Everway and Arkana use Tarot-like cards for narrative resolution.
Cards add a level of tension, as you hide the cards you're dealt and have the DM count down from highest to lowest - it can be incredibly tense when you're nearly dead, drew a 2, the ogre is right in front of you and the DM is currently counting down at 5.
Besides, clockwise? Really? That's even worse than just rolling a d20. If you're a super-agile Rogue but happen to be just right of the winning roll, how does it make sense you go after the two slow-ass barbarians who just happen to be sitting left of the winning roll?
At the risk of someone flipping out because I dare to mention Fate in a system thread, you can run it with the Deck of Fate. You can use it to simulate dice rolls, they have suggestions on the as to what the results might mean, can double as Fate Point counters, etc. They also include lots of symbols you can re-purpose to mean extra things when they show up, like 'An Eclipse means fantastic success or damning defeat no matter how minor the conflict.' Or maybe you just always recover a Fate point when they show up, that sort of thing.
Frankly, I don't think it's worth it for a lot of games as shuffling and reshuffling isn't as easy as scooping up a bunch of dice.
Candyland, the game where you roleplay a a Kafkaesque man who transformed into a plastic colored gingerbread man having an existential crisis because his world is entirely deterministic and there is nothing he can do to change his fate, only watch it play out.
Are they any RPGs that use cards intrestingly? Ie something you couldn't just do with cards?
I was toying with a systerm where the stat relates to the suit of the card some how but I haven't go any spefics.
Through the Breach uses cards similarly to how Malifaux (its minis game origin) does, in that the players have a finite pool of cards based on their character's abilities that they can use to "Cheat Fate". Suits are also relevant when drawing for anything
Sine requiem is an awsome italian RPG about WW II with zombie and a really serious lore.
It use card for numerical check and the tarot for interpretational and luck check.
Preferred the way Deadlands handled it. It was a less fair and uniform system than Savage Worlds but I like it a lot more. You rolled a stat called Quickness and drew a number of cards based on your roll. You could also reserve, or, "sleeve," a card to act out of order.
It also used cards for character creation with the cards' values determining the die type that all rolls associated with a trait (including its skills) used and the suit determining the number of dice for raw trait rolls (most relevant for Strength, Vigor, and Quickness). Jokers were d12s (the same as aces) but gave a, "mysterious past," a quirk of the character's background that might be either positive or negative (or both) and that the character may or may not be aware of. The mysterious past was assigned by drawing another card. In Hell on Earth, the post-apocalyptic sequel game, strange mutations were also possible.

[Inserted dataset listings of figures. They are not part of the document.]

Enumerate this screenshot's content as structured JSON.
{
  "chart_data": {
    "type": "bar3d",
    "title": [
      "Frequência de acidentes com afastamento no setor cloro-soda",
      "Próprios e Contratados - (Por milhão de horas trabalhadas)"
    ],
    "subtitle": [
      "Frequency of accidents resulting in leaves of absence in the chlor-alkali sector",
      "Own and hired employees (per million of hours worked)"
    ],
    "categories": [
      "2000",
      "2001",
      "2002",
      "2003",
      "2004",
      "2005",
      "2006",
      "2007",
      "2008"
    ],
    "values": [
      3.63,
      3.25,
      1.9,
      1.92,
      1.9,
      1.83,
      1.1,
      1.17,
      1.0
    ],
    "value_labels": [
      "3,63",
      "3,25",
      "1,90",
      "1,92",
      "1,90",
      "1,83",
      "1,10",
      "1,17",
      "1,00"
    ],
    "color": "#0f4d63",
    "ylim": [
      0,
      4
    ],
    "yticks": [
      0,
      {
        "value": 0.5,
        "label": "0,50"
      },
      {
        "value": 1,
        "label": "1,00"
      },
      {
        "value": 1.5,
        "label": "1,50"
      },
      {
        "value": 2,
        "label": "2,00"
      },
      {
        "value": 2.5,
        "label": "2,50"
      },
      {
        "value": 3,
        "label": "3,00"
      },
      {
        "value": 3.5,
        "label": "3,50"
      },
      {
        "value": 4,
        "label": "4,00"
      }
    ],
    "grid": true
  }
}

Then, of course, there were hucksters, wizards who challenged evil spirits to mental contests of chance and will and, if they defeated them, could use the spirit's magic as their own for an instant. These contests were (usually) conceptualized as hands of poker in universe and always represented as such mechanically with better hands granting more powerful effects and better spellcasting rolls allowing the huckster to draw more cards. Drawing a black joker caused the spell to backfire.
Also, one of the game's most central mechanics involved poker chips.
To bring up a skeleton of /tg/s past, wasn't there a project on here that was supposed to be based on card draws, where guns of supernatural might were named after the 54 cards in a two joker deck?